Профессор Гансовский жил почти круглый год на даче, приезжал на работу не каждый день, но в этот день он назначил свидание Павлу Алексеевичу с дочерью еще и потому, что одна из ведущих его сотрудниц, Марлена Сергеевна Конышева, подготовила ему на прочтение рукопись своей докторской диссертации и должна была передать свой пухлый том.

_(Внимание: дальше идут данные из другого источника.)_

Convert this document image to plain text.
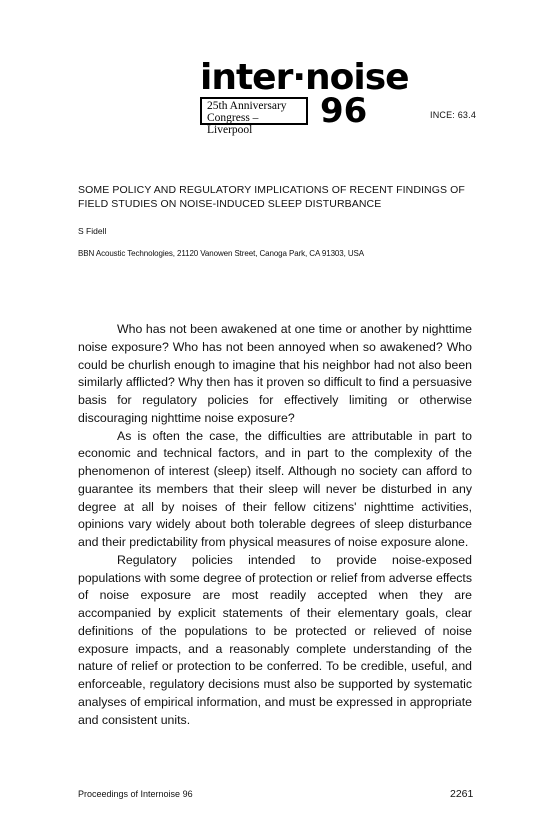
inter·noise
25th Anniversary
Congress – Liverpool	96	INCE: 63.4
SOME POLICY AND REGULATORY IMPLICATIONS OF RECENT FINDINGS OF FIELD STUDIES ON NOISE-INDUCED SLEEP DISTURBANCE
S Fidell
BBN Acoustic Technologies, 21120 Vanowen Street, Canoga Park, CA 91303, USA

Who has not been awakened at one time or another by nighttime noise exposure? Who has not been annoyed when so awakened? Who could be churlish enough to imagine that his neighbor had not also been similarly afflicted? Why then has it proven so difficult to find a persuasive basis for regulatory policies for effectively limiting or otherwise discouraging nighttime noise exposure?

As is often the case, the difficulties are attributable in part to economic and technical factors, and in part to the complexity of the phenomenon of interest (sleep) itself. Although no society can afford to guarantee its members that their sleep will never be disturbed in any degree at all by noises of their fellow citizens' nighttime activities, opinions vary widely about both tolerable degrees of sleep disturbance and their predictability from physical measures of noise exposure alone.

Regulatory policies intended to provide noise-exposed populations with some degree of protection or relief from adverse effects of noise exposure are most readily accepted when they are accompanied by explicit statements of their elementary goals, clear definitions of the populations to be protected or relieved of noise exposure impacts, and a reasonably complete understanding of the nature of relief or protection to be conferred. To be credible, useful, and enforceable, regulatory decisions must also be supported by systematic analyses of empirical information, and must be expressed in appropriate and consistent units.

Proceedings of Internoise 96	2261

У старого профессора Гансовского отношения с его сотрудницами были богатыми. Ему было уже за семьдесят, лысина отливала веселеньким оттенком хны пополам с басмой, зато бордюр волос, окружающий темечко от уха до уха, был густокаштановым. Брови он носил натурально-черными, и весь его курятник постоянно по этому поводу дискутировал: красит ли он брови и чем… Несмотря на недостойное пола кокетство, он был настолько и безусловно мужествен, что раскраска, не то боевая, не то брачная, вызывала скорее досаду, чем насмешку. Невысокий, широкогрудый, с крупными родинками на щеках, он был похож на старого боксера – и в собачьем смысле тоже. В своей женской лаборатории он царствовал, и все сотрудницы, за исключением уборщицы Марии Фоковны, санитарки Раиски и двух аспиранток (одна осетинка, вторая туркменка, склонные рассматривать индифферентность шефа как дискриминацию), прошли через его мощные, непропорционально длинные руки, и недовольных, надо признаться, не было. Всех этих пикантных подробностей биографии Гансовского Павел Алексеевич не знал. Чтобы знать сплетни, надо все-таки иметь к ним известный интерес. Павел Алексеевич не знал даже, что первая жена Гансовского работает всю жизнь в лаборатории, и вторая, более молодая, кончила здесь же аспирантуру и осталась ординатором в клинике, и еще была одна, в ранг жен не восшедшая, полная миловидная лаборантка Зина, немолодых лет, которой Гансовский помогал все жизнь воспитывать сына, и Галя Рымникова, колокольного роста с кукольной головкой, которая проработала два года его личным лаборантом, а потом ушла с большим, едва заштопанным скандалом, и еще кое-какие мелочи, интересные в основном участникам этого многолетнего спектакля. Зато Павел Алексеевич знал прекрасные работы Гансовского по эмбриогенезу мозга и считал его на этом основании подходящим для Тани учителем.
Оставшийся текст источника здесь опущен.